5. The Layout of 4 Mb 3TnC MLC FeRAM and a Comparison with Other Memory Works

Figure 8 shows the layout of 4 Mb 3TnC MLC FeRAM, with an area of 3052 × 4306 μm², consisting of the 3TnC cell array, the capacitorless SA, and the other peripheral circuits. The inset shows the layout of the single 3T1C cell array. “AA” and “GATE” mean the active area and gate electrode of transistor.

Table 2. The performance compared to other memory works.

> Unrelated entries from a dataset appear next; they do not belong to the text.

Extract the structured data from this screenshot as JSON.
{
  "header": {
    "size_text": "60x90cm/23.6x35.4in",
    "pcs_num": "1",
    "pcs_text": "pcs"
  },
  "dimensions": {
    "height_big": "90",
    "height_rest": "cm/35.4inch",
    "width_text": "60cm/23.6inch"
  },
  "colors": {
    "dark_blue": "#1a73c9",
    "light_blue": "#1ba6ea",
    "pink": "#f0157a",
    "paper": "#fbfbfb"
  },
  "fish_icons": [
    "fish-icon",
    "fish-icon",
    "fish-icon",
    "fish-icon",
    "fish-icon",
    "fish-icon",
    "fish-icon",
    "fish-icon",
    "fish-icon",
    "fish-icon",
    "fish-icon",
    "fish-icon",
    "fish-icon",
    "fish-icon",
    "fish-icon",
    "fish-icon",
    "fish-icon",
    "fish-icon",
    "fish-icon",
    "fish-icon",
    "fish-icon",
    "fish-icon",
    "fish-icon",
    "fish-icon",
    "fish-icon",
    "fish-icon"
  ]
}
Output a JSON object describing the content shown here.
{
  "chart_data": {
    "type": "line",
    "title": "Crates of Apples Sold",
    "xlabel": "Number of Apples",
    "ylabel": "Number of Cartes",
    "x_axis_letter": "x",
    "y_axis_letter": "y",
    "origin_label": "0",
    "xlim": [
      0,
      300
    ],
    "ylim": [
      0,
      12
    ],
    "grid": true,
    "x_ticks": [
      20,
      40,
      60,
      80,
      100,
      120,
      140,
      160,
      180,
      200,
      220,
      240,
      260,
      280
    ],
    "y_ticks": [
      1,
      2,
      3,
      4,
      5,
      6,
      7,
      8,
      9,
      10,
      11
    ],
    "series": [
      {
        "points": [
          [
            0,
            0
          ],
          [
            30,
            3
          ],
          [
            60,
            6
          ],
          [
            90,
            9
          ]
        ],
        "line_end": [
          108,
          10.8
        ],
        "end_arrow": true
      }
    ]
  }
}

	This Work	Ref [8]	Ref [9]	Ref [19]
Cell structure	3TnC	2TnC	1T1C	1T1C
Technology	130 nm	130 nm	130 nm	130 nm
Multi-level cell	Yes	Yes	No	No
Area (F2/bit)	12	51	36	36
SA offset	20 mV	N/A	45 mV	18.1 mV
Max sense margin	450 mV	300 mV	270 mV	200 mV
Read time	100 ns	15 μs	150 ns	5 ns
Write time	100 ns	15 μs	150 ns	7 ns
Power consumption	48.4 μW	18 μW	N/A	N/A

illustrates the performance comparison of our work with other memory works. The proposed 3TnC MLC FeRAM macro has the advantages of the high area efficiency of 12F² for each bit, a large sense margin of 450 mV between each level of storage data, and a low offset of 20 mV, which are all beneficial for high-density storage applications. Both the read and write time of the cell are 100 ns, while the max power consumption is 48.4 μW for a read and a write operation. Here, it should be noted that the influence of temperature on FeRAM is relatively small, as reported in reference [19]; the variation in the readout voltage of FeRAM is about 50 mV; and the readout margin of adjacent polarized states of our FeRAM with 3TnC architecture is 450 mV. Therefore, our 3TnC MLC FeRAM chip has good stability.

6. Conclusions

In this work, a novel 3TnC MLC Hf_0.5Zr_0.5O₂-based FeRAM with a high area efficiency of 12F² for each bit is proposed for high-density storage application. Eight polarization states (three bits) can be obtained in one MLC FeRAM. The corresponding timing operation using a nondestructive readout is verified via simulation based on the GSMC 130 nm CMOS process. Meanwhile, the readout circuit SA has a low offset of 20 mV and a large sense margin of 450 mV to improve the reliability of the reading of the stored data between each level of the MLC FeRAM. These advantages of 3TnC MLC FeRAM using nondestructive readout and capacitorless SA ensure its potential for future high-density storage applications.